The stylish costume does not distract attention from the sitter. The dress, with its dark bands of fur, almost merges with the background. The spreading headdress frames and focuses attention upon her face. Light falls with exquisite beauty along the creases of the sheer veiling over her head, and gentle shadows mark her fine bone structure. In contrast to the spareness of execution in most of the painting, the gold filigree of her belt buckle is rendered with meticulous precision. The scarlet belt serves as a foil to set off her delicately clasped hands.

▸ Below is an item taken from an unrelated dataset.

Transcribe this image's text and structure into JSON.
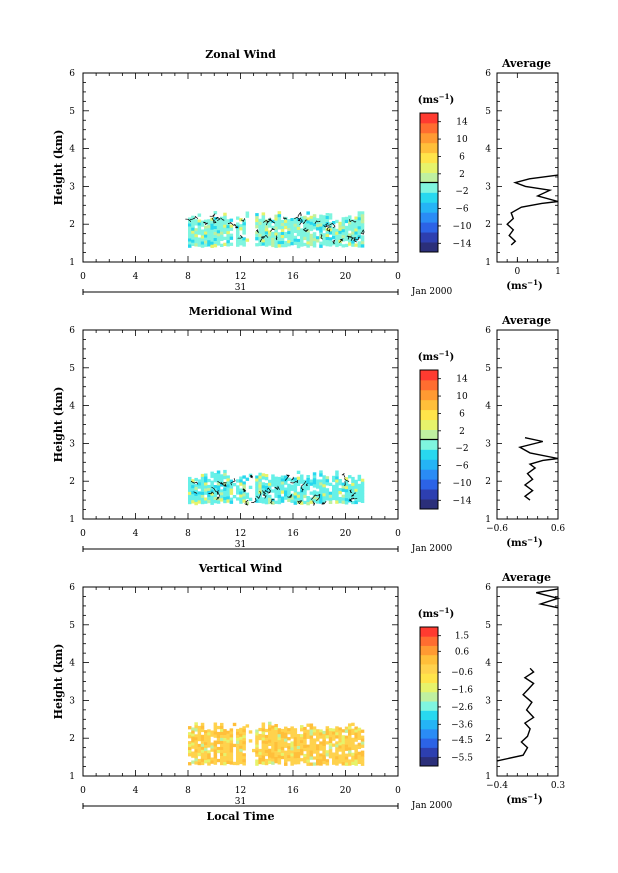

Rogier excelled as a portrait painter because he so vividly presented the character of the persons he portrayed. The downcast eyes, the firmly set lips, and the tense fingers reflect this woman’s mental concentration. Rogier juxtaposed the strong sensation of the sitter’s acute mental activity to his rigid control of the composition and the formality of her costume and pose, presenting the viewer with an image of passionate austerity.”